Pour moi, le communisme, c'est la Russie, Cuba, la Chine et un paquet d'autre pays ou je ne voudrais pas vivre.

Donc, ce que tu connais sur le communisme se résume à un paquet de préjugés véhiculées par les média bourgeois?
Je suis cependant pret a faire un compromis ; Nomme moi un seul pays qui soit a la fois communiste et capable de respecter le droit de l'homme, et j'accepterai d'écouter la suite. Et viens pas me dire que le capitalisme respecte pas les droits de l'homme, je le sais déja et c'est pas une excuse.

Je te relance le défi: nomme-moi un seul pays qui est communiste.

Peu de personnes ici défendent le modèle Russe/Chinois/Cubain, alors c'est légèrement sophistique de ta part (homme de paille).

EDIT: Et oui, la consommation responsable c'est de la bullshit bien-pensante. Non, je n'achète pas chez Wal-Mart, mais c'est plus par révulsion qu'autre chose; je ne me berce pas d'illusions en me disant que magasiner chez Zellers, c'est un acte révolutionnaire.

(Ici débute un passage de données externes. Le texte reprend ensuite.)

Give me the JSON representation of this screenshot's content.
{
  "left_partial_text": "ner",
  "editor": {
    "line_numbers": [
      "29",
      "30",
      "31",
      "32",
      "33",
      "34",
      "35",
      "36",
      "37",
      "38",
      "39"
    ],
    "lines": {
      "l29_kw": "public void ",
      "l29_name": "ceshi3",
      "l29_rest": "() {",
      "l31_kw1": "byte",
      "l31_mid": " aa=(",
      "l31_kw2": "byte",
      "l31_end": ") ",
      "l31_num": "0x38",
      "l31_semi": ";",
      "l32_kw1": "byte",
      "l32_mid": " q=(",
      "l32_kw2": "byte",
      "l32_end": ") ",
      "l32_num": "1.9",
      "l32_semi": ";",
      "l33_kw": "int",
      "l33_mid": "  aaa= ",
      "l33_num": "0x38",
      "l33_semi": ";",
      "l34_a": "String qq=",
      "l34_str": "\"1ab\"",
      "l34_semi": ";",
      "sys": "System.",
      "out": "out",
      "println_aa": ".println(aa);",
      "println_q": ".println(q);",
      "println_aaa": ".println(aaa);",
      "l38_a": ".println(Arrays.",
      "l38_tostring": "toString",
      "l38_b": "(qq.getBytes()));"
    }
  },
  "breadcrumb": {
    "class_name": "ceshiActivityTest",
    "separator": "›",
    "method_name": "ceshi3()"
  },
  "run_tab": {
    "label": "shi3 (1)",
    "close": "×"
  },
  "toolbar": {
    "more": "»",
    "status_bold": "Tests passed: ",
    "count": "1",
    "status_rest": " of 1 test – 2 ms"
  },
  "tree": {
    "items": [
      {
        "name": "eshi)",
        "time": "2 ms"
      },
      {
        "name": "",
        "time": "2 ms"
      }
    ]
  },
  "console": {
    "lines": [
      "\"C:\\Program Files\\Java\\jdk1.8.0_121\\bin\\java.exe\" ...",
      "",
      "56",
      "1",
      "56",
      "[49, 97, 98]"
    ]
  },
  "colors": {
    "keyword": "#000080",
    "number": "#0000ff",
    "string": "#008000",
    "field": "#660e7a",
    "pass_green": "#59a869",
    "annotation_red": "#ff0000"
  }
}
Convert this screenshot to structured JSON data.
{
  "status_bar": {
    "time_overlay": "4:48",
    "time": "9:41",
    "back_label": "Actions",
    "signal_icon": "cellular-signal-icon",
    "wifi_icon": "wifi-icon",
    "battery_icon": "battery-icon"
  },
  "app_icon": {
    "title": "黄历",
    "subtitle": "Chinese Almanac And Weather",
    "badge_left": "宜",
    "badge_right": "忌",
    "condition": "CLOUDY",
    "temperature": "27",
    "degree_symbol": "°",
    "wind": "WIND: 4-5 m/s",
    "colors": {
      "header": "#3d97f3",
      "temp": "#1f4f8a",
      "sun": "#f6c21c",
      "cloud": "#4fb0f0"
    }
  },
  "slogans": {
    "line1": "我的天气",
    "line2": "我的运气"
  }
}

Je n'achète pas de Nike, entre autre à cause de leur prix exorbitant, mais je ne crois que mon actions, ni la tienne, entrainera la chute de cette compagnie ou la fin de ses pratiques.

Une autre chose ennuyante à propos du boycott comme moyen d'action politique est le fait que c'est extrèmement difficile en pratique; en ne pas achetant une marque, on encourage souvent une autre compagnie qui elle aussi fait des choses inhumaines, puisque la recherche du profit maximal à tout prix est une caractéristique inhérente du système capitaliste. De plus, l'énorme quantité de compagnies qui possèdent d'autres compagnies et de marques alternatives qui servent de front à une autre marque, il est très difficile de réellement éviter toutes les compagnies que l'on veut éviter.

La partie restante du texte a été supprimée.